In the pointer chasing benchmark, for simplicity, we didn’t use actual pointers, but integer indices relative to a base address:
for (int i = 0; i < N; i++)
k = q[k];
The memory addressing operator on x86 is fused with the address computation, so the k = q[k]
line folds into just a single terse instruction that also does multiplication by 4 and addition under the hood:
mov rax, DWORD PTR q[0+rax*4]
Although fully fused, these additional computations add some delay to memory operations. The latency of an L1 fetch is either 4 or 5 cycles — the latter being the case if we need to perform a complex computation of the address. For this reason, the permutation benchmark measures 3ns or 6 cycles per jump: 4+1 for the read and address computation and another one to move the result to the right register.
#Pointers
We can make our benchmark run slightly faster if we replace “fake pointers” — indices — with actual pointers.
There are some syntactical issues in getting “pointer to pointer to pointer…” constructions to work, so instead we will define a struct that just wraps a pointers to its own type — this is how most pointer chasing works anyway:
struct node { node* ptr; };
Now we randomly fill our array with pointers and chase them instead:
node* k = q + p[N - 1];
for (int i = 0; i < N; i++)
k = k->ptr = q + p[i];
for (int i = 0; i < N; i++)
k = k->ptr;
This code now runs in 2ns / 4 cycles for arrays that fit in the L1 cache. Why not 4+1=5? Because Zen 2 has an interesting feature that allows zero-latency reuse of data accessed just by address, so the “move” here is transparent, resulting in whole two cycles saved.

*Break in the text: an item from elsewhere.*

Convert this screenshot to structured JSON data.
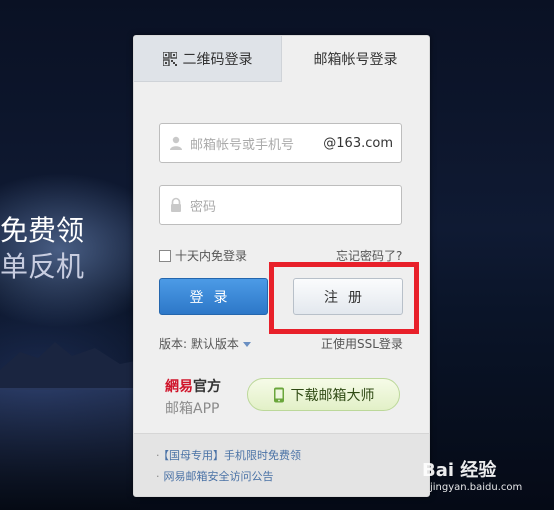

Unfortunately, there is a problem with it on 64-bit systems as the pointers become twice as large, making the array spill out of cache much sooner compared to using a 32-bit index. The latency-versus-size graph looks like if it was shifted by one power of two to the left — exactly like it should:
This problem is mitigated by switching to the 32-bit mode:
You need to go through some trouble getting 32-bit libs to get this running on a computer made in this century, but this shouldn’t pose other problems unless you need to interoperate with 64-bit software or access more than 4G of RAM
#Bit Fields
The fact that on larger problem sizes the performance is bottlenecked by memory rather than CPU lets us try something even more strange: we can use less than 4 bytes for storing indices. This can be done with bit fields:
struct __attribute__ ((packed)) node { int idx : 24; };
You don’t need to do anything else other than defining a structure for the bit field — the compiler handles the 3-byte integer all by itself:
int k = p[N - 1];
for (int i = 0; i < N; i++) {
k = q[k].idx = p[i];
for (int i = 0; i < N; i++) {
k = q[k].idx;
This code measures at 6.5ns for the L1 cache. There is some room for improvement as the default conversion procedure chosen by the compiler is suboptimal. We could manually load a 4-byte integer and truncate it ourselves (we also need to add one more element to the q
array to ensure we own that extra one byte of memory):
k = *((int*) (q + k));
k &= ((1<<24) - 1);
It now runs in 4ns, and produces the following graph:
If you zoom close enough (the graph is an svg), you’ll see that the pointers win on very small arrays, then starting from around the L2-L3 cache boundary our custom bit fields take over, and for very large arrays it doesn’t matter because we never hit cache anyway.
This isn’t a kind of optimization that can give you a 5x improvement, but it’s still something to try when all the other resources are exhausted.